St. Mary Magdalen Postel

(1756 - 1846)

Whenever the Church is under persecution by despots, God provides “underground” leaders to keep it functioning.

One such lay leader during the French Revolution was St. Mary Magdalen Postel, and after the Revolution she founded a community of nuns to strengthen the Faith in France.

Julia Postel, a native of Barfleur in Normandy, received a convent-school education in the pre-revolutionary days. While in school she decided to devote her life to God’s service. She took a private vow of perpetual virginity and on graduation opened a small school for girls. Obviously, she had talents as an educator, for she soon won praise for the well-rounded training that she gave to her pupils.

This school was to last only five years, however. The French Revolution broke the dam in 1789. In 1790 the French National Assembly enacted a law that was to affect French Catholicism very destructively. Called the “civil Constitution of the Clergy,” it required that all priests take an oath denying papal authority in France. Some bishops and priests and laity buckled under and took this oath. Thus they became adherents of the schismatic French “constitutional Church.” Others of the clergy and laity refused to turn away from the pope – heroically, too, for the government imposed execution or exile on those clergy caught ministering secretly to the faithful. The beleaguered Catholic clergy could not have carried on were it not for the assistance of the loyal Catholic layfolk.

Julia Postel was one of these courageous aides. When the Abbe Lamache, the legitimate Catholic pastor of Barfleur whom the government had deposed, needed a site for his secret Masses, Julia outfitted a small chapel beneath the stairs in her home. The Abbe even reserved the Blessed Sacrament there. When that became too risky, he allowed Julia to carry a few consecrated hosts on her own person and commissioned her to take communion to the sick. All this no doubt placed a strain upon the young woman, but she discharged her role so discreetly that even the police, when on one occasion they inspected her home in vain for signs of “subversion,” agreed to molest her no further: “She does nobody any harm,” they said, “and is very kind to the children.”
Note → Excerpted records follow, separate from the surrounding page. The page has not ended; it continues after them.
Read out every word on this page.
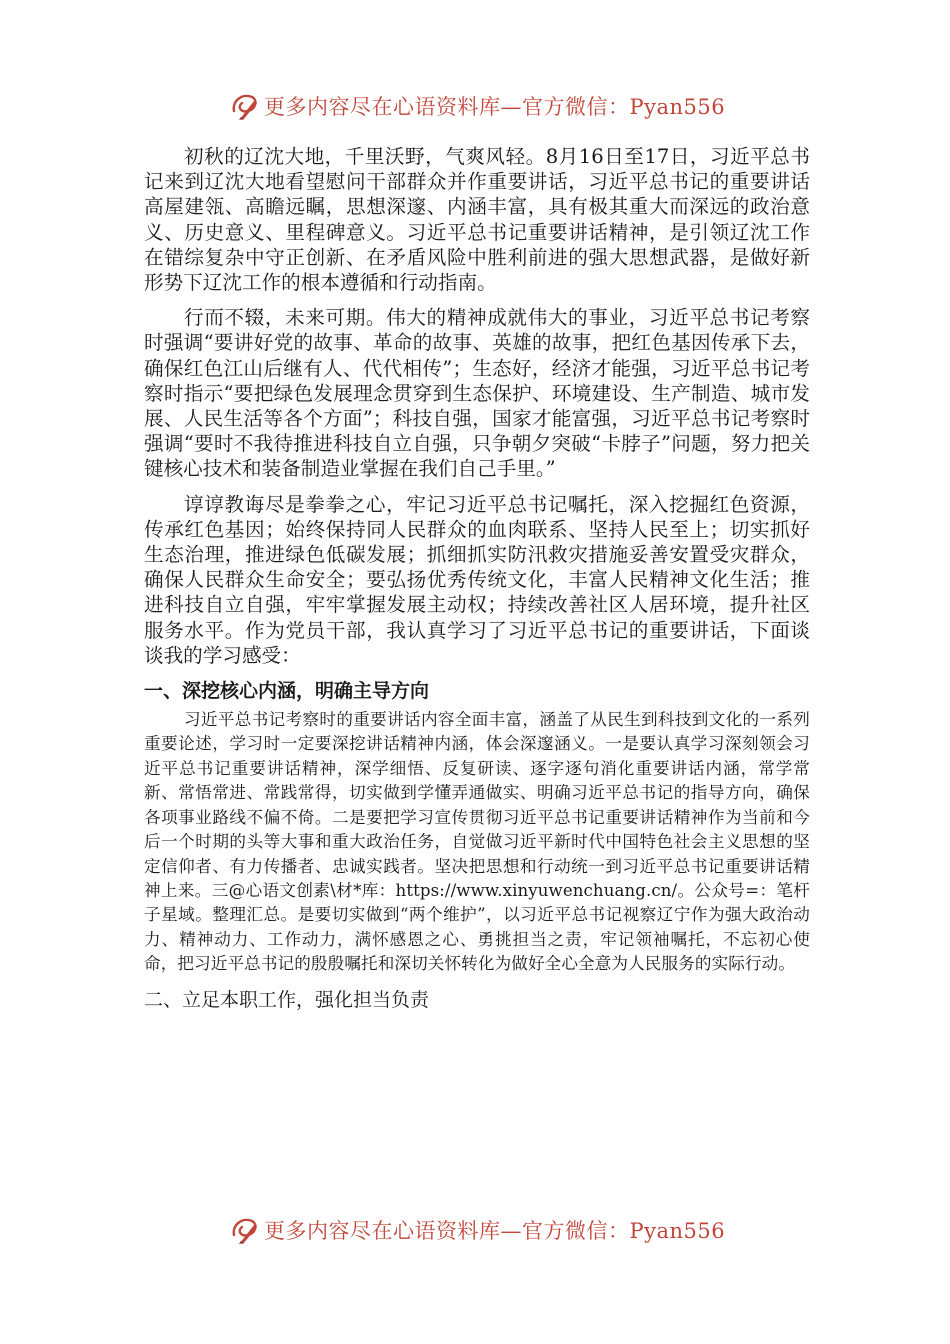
更多内容尽在心语资料库—官方微信：Pyan556

初秋的辽沈大地，千里沃野，气爽风轻。8月16日至17日，习近平总书记来到辽沈大地看望慰问干部群众并作重要讲话，习近平总书记的重要讲话高屋建瓴、高瞻远瞩，思想深邃、内涵丰富，具有极其重大而深远的政治意义、历史意义、里程碑意义。习近平总书记重要讲话精神，是引领辽沈工作在错综复杂中守正创新、在矛盾风险中胜利前进的强大思想武器，是做好新形势下辽沈工作的根本遵循和行动指南。

行而不辍，未来可期。伟大的精神成就伟大的事业，习近平总书记考察时强调“要讲好党的故事、革命的故事、英雄的故事，把红色基因传承下去，确保红色江山后继有人、代代相传”；生态好，经济才能强，习近平总书记考察时指示“要把绿色发展理念贯穿到生态保护、环境建设、生产制造、城市发展、人民生活等各个方面”；科技自强，国家才能富强，习近平总书记考察时强调“要时不我待推进科技自立自强，只争朝夕突破“卡脖子”问题，努力把关键核心技术和装备制造业掌握在我们自己手里。”

谆谆教诲尽是拳拳之心，牢记习近平总书记嘱托，深入挖掘红色资源，传承红色基因；始终保持同人民群众的血肉联系、坚持人民至上；切实抓好生态治理，推进绿色低碳发展；抓细抓实防汛救灾措施妥善安置受灾群众，确保人民群众生命安全；要弘扬优秀传统文化，丰富人民精神文化生活；推进科技自立自强，牢牢掌握发展主动权；持续改善社区人居环境，提升社区服务水平。作为党员干部，我认真学习了习近平总书记的重要讲话，下面谈谈我的学习感受：

一、深挖核心内涵，明确主导方向

习近平总书记考察时的重要讲话内容全面丰富，涵盖了从民生到科技到文化的一系列重要论述，学习时一定要深挖讲话精神内涵，体会深邃涵义。一是要认真学习深刻领会习近平总书记重要讲话精神，深学细悟、反复研读、逐字逐句消化重要讲话内涵，常学常新、常悟常进、常践常得，切实做到学懂弄通做实、明确习近平总书记的指导方向，确保各项事业路线不偏不倚。二是要把学习宣传贯彻习近平总书记重要讲话精神作为当前和今后一个时期的头等大事和重大政治任务，自觉做习近平新时代中国特色社会主义思想的坚定信仰者、有力传播者、忠诚实践者。坚决把思想和行动统一到习近平总书记重要讲话精神上来。三@心语文创素\材*库：https://www.xinyuwenchuang.cn/。公众号=：笔杆子星域。整理汇总。是要切实做到“两个维护”，以习近平总书记视察辽宁作为强大政治动力、精神动力、工作动力，满怀感恩之心、勇挑担当之责，牢记领袖嘱托，不忘初心使命，把习近平总书记的殷殷嘱托和深切关怀转化为做好全心全意为人民服务的实际行动。

二、立足本职工作，强化担当负责
更多内容尽在心语资料库—官方微信：Pyan556
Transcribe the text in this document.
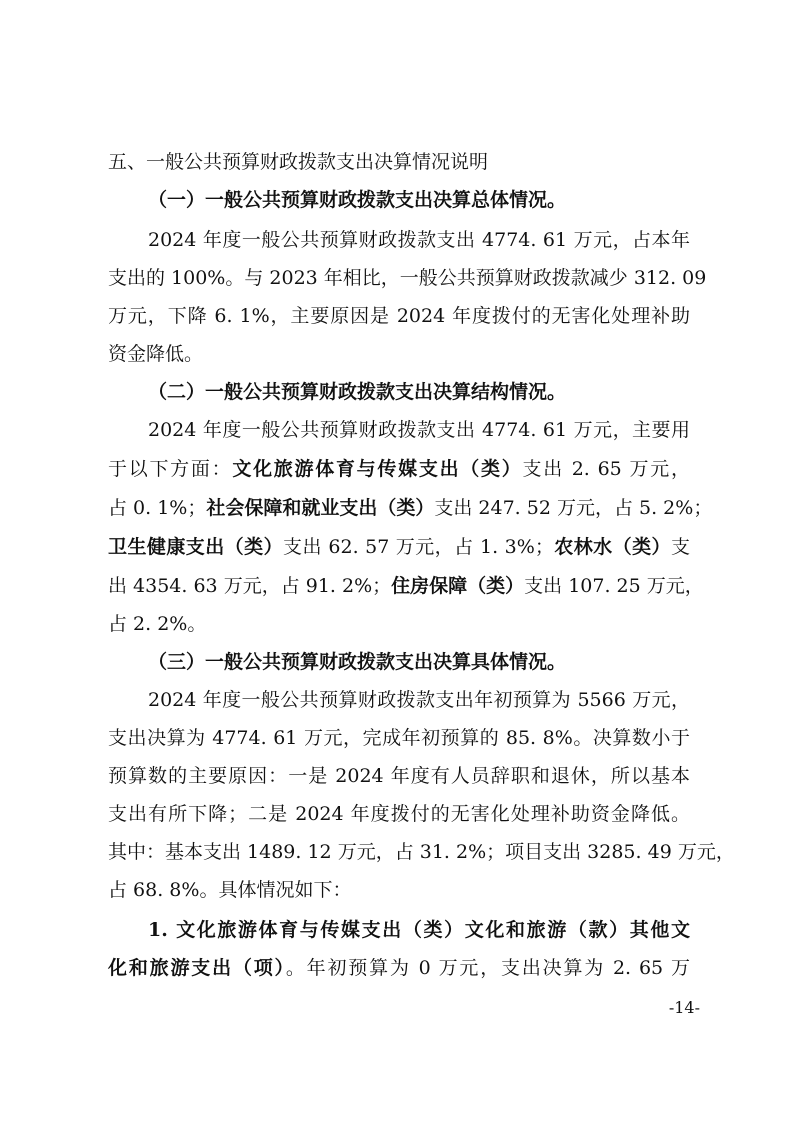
五、一般公共预算财政拨款支出决算情况说明
（一）一般公共预算财政拨款支出决算总体情况。
2024 年度一般公共预算财政拨款支出 4774. 61 万元，占本年
支出的 100%。与 2023 年相比，一般公共预算财政拨款减少 312. 09
万元，下降 6. 1%，主要原因是 2024 年度拨付的无害化处理补助
资金降低。
（二）一般公共预算财政拨款支出决算结构情况。
2024 年度一般公共预算财政拨款支出 4774. 61 万元，主要用
于以下方面：文化旅游体育与传媒支出（类）支出 2. 65 万元，
占 0. 1%；社会保障和就业支出（类）支出 247. 52 万元，占 5. 2%；
卫生健康支出（类）支出 62. 57 万元，占 1. 3%；农林水（类）支
出 4354. 63 万元，占 91. 2%；住房保障（类）支出 107. 25 万元，
占 2. 2%。
（三）一般公共预算财政拨款支出决算具体情况。
2024 年度一般公共预算财政拨款支出年初预算为 5566 万元，
支出决算为 4774. 61 万元，完成年初预算的 85. 8%。决算数小于
预算数的主要原因：一是 2024 年度有人员辞职和退休，所以基本
支出有所下降；二是 2024 年度拨付的无害化处理补助资金降低。
其中：基本支出 1489. 12 万元，占 31. 2%；项目支出 3285. 49 万元，
占 68. 8%。具体情况如下：
1. 文化旅游体育与传媒支出（类）文化和旅游（款）其他文
化和旅游支出（项）。年初预算为 0 万元，支出决算为 2. 65 万
-14-
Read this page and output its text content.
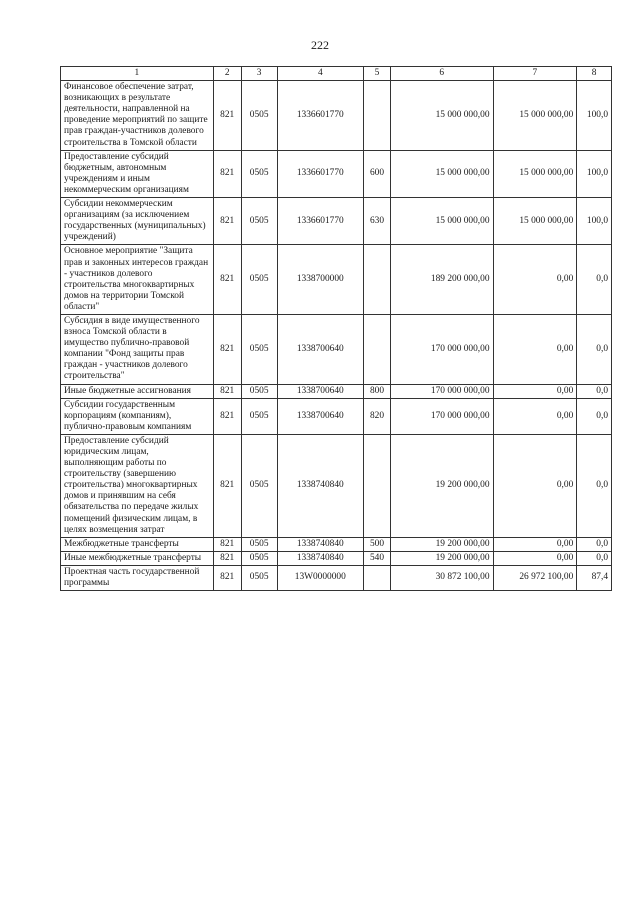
222
1	2	3	4	5	6	7	8
Финансовое обеспечение затрат, возникающих в результате деятельности, направленной на проведение мероприятий по защите прав граждан-участников долевого строительства в Томской области	821	0505	1336601770		15 000 000,00	15 000 000,00	100,0
Предоставление субсидий бюджетным, автономным учреждениям и иным некоммерческим организациям	821	0505	1336601770	600	15 000 000,00	15 000 000,00	100,0
Субсидии некоммерческим организациям (за исключением государственных (муниципальных) учреждений)	821	0505	1336601770	630	15 000 000,00	15 000 000,00	100,0
Основное мероприятие "Защита прав и законных интересов граждан - участников долевого строительства многоквартирных домов на территории Томской области"	821	0505	1338700000		189 200 000,00	0,00	0,0
Субсидия в виде имущественного взноса Томской области в имущество публично-правовой компании "Фонд защиты прав граждан - участников долевого строительства"	821	0505	1338700640		170 000 000,00	0,00	0,0
Иные бюджетные ассигнования	821	0505	1338700640	800	170 000 000,00	0,00	0,0
Субсидии государственным корпорациям (компаниям), публично-правовым компаниям	821	0505	1338700640	820	170 000 000,00	0,00	0,0
Предоставление субсидий юридическим лицам, выполняющим работы по строительству (завершению строительства) многоквартирных домов и принявшим на себя обязательства по передаче жилых помещений физическим лицам, в целях возмещения затрат	821	0505	1338740840		19 200 000,00	0,00	0,0
Межбюджетные трансферты	821	0505	1338740840	500	19 200 000,00	0,00	0,0
Иные межбюджетные трансферты	821	0505	1338740840	540	19 200 000,00	0,00	0,0
Проектная часть государственной программы	821	0505	13W0000000		30 872 100,00	26 972 100,00	87,4
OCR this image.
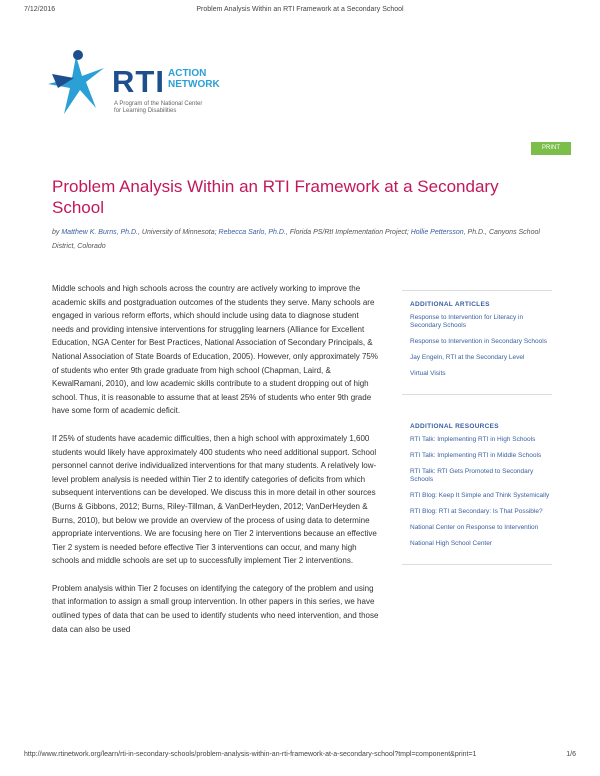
7/12/2016	Problem Analysis Within an RTI Framework at a Secondary School
RTI ACTION
NETWORK
A Program of the National Center
for Learning Disabilities
PRINT
Problem Analysis Within an RTI Framework at a Secondary School
by Matthew K. Burns, Ph.D., University of Minnesota; Rebecca Sarlo, Ph.D., Florida PS/RtI Implementation Project; Hollie Pettersson, Ph.D., Canyons School District, Colorado

Middle schools and high schools across the country are actively working to improve the academic skills and postgraduation outcomes of the students they serve. Many schools are engaged in various reform efforts, which should include using data to diagnose student needs and providing intensive interventions for struggling learners (Alliance for Excellent Education, NGA Center for Best Practices, National Association of Secondary Principals, & National Association of State Boards of Education, 2005). However, only approximately 75% of students who enter 9th grade graduate from high school (Chapman, Laird, & KewalRamani, 2010), and low academic skills contribute to a student dropping out of high school. Thus, it is reasonable to assume that at least 25% of students who enter 9th grade have some form of academic deficit.

If 25% of students have academic difficulties, then a high school with approximately 1,600 students would likely have approximately 400 students who need additional support. School personnel cannot derive individualized interventions for that many students. A relatively low-level problem analysis is needed within Tier 2 to identify categories of deficits from which subsequent interventions can be developed. We discuss this in more detail in other sources (Burns & Gibbons, 2012; Burns, Riley-Tillman, & VanDerHeyden, 2012; VanDerHeyden & Burns, 2010), but below we provide an overview of the process of using data to determine appropriate interventions. We are focusing here on Tier 2 interventions because an effective Tier 2 system is needed before effective Tier 3 interventions can occur, and many high schools and middle schools are set up to successfully implement Tier 2 interventions.

Problem analysis within Tier 2 focuses on identifying the category of the problem and using that information to assign a small group intervention. In other papers in this series, we have outlined types of data that can be used to identify students who need intervention, and those data can also be used

ADDITIONAL ARTICLES
Response to Intervention for Literacy in Secondary Schools
Response to Intervention in Secondary Schools
Jay Engeln, RTI at the Secondary Level
Virtual Visits
ADDITIONAL RESOURCES
RTI Talk: Implementing RTI in High Schools
RTI Talk: Implementing RTI in Middle Schools
RTI Talk: RTI Gets Promoted to Secondary Schools
RTI Blog: Keep It Simple and Think Systemically
RTI Blog: RTI at Secondary: Is That Possible?
National Center on Response to Intervention
National High School Center
http://www.rtinetwork.org/learn/rti-in-secondary-schools/problem-analysis-within-an-rti-framework-at-a-secondary-school?tmpl=component&print=1	1/6
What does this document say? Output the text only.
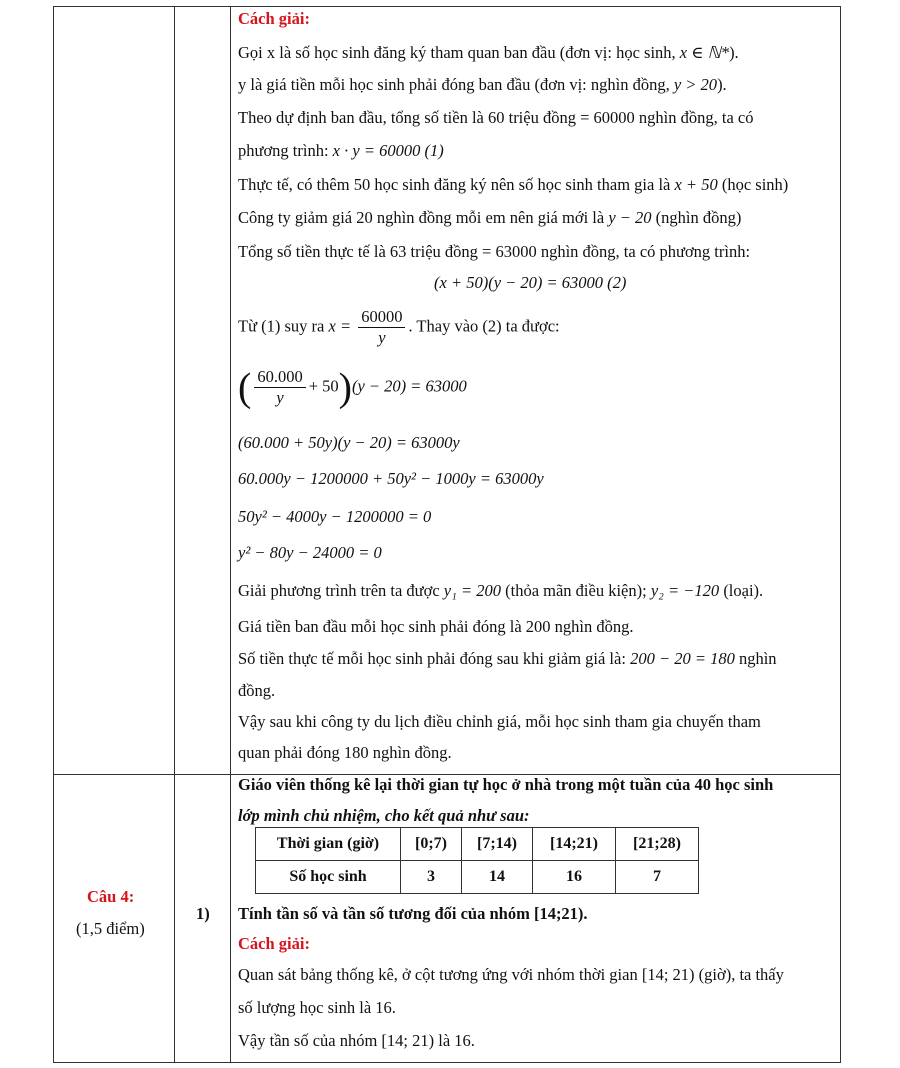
Cách giải:
Gọi x là số học sinh đăng ký tham quan ban đầu (đơn vị: học sinh, x ∈ ℕ*).
y là giá tiền mỗi học sinh phải đóng ban đầu (đơn vị: nghìn đồng, y > 20).
Theo dự định ban đầu, tổng số tiền là 60 triệu đồng = 60000 nghìn đồng, ta có
phương trình: x · y = 60000 (1)
Thực tế, có thêm 50 học sinh đăng ký nên số học sinh tham gia là x + 50 (học sinh)
Công ty giảm giá 20 nghìn đồng mỗi em nên giá mới là y − 20 (nghìn đồng)
Tổng số tiền thực tế là 63 triệu đồng = 63000 nghìn đồng, ta có phương trình:
(x + 50)(y − 20) = 63000 (2)
Từ (1) suy ra $x = \frac{60000}{y}$ . Thay vào (2) ta được:
( $\frac{60.000}{y} + 50)(y - 20) = 63000$
(60.000 + 50y)(y − 20) = 63000y
60.000y − 1200000 + 50y² − 1000y = 63000y
50y² − 4000y − 1200000 = 0
y² − 80y − 24000 = 0
Giải phương trình trên ta được y₁ = 200 (thỏa mãn điều kiện); y₂ = −120 (loại).
Giá tiền ban đầu mỗi học sinh phải đóng là 200 nghìn đồng.
Số tiền thực tế mỗi học sinh phải đóng sau khi giảm giá là: 200 − 20 = 180 nghìn
đồng.
Vậy sau khi công ty du lịch điều chỉnh giá, mỗi học sinh tham gia chuyến tham
quan phải đóng 180 nghìn đồng.
Câu 4:
(1,5 điểm)
1)
Giáo viên thống kê lại thời gian tự học ở nhà trong một tuần của 40 học sinh
lớp mình chủ nhiệm, cho kết quả như sau:
Tính tần số và tần số tương đối của nhóm [14;21).
Cách giải:
Quan sát bảng thống kê, ở cột tương ứng với nhóm thời gian [14; 21) (giờ), ta thấy
số lượng học sinh là 16.
Vậy tần số của nhóm [14; 21) là 16.
Thời gian (giờ)	[0;7)	[7;14)	[14;21)	[21;28)
Số học sinh	3	14	16	7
Once Napoleon became head of the government in 1809, matters religious began to change for the better, and Mlle. Postel busied herself anew with the public religious instruction of both children and adults, and with organizing charities. Her prayer-life continued to become even more intense.

Only at age 51, however, was Julia able to undertake her long-maturing plans. She went to Cherbourg, and with the assistance of the local chaplain, Abbe Cabart, she opened a school. She was assisted by three young women who had agreed to work towards the establishment of a new religious teaching community. They took their vows in 1807. Julia adopted the religious name of Mary Magdalen, and was the first superior. Soon this small religious order was busy instructing 200 girls in academics, training others in handicrafts, rescuing abandoned children and ministering to the needs of the poor.

All did not run smoothly, however. In 1811 the exiled Sisters of Providence returned to Cherbourg. Mother Postel did not want to engage in rivalry with them, so she moved to another town. Everything went wrong at that place and at three other locales where they tried to make a new start. Even Abbe Cabart advised them to dissolve. Mother Margaret Mary refused. They would rely on God’s providence, she said.

Her hope was not deferred. When the sisters began anew at Tamerville, they quickly won favor because of the assistance they gave to the people during a famine. Now the order began to grow. There were still difficulties. State law demanded that she take a government examination to prove that she was “qualified” as a teacher. A church decree imposed a new rule and a new name, “The sisters of the Christian Schools of Mercy.” But she accepted these minor problems with good grace.

When she died in her 90th year, Mother Postel could look back on years of patience providentially rewarded. Of all her memories, however, I imagine that the greatest may have been the years when she was able to be a living tabernacle of the Blessed Sacrament. It was a rare privilege; yet do we not enjoy something of the sort every time we receive Holy Communion into our hearts?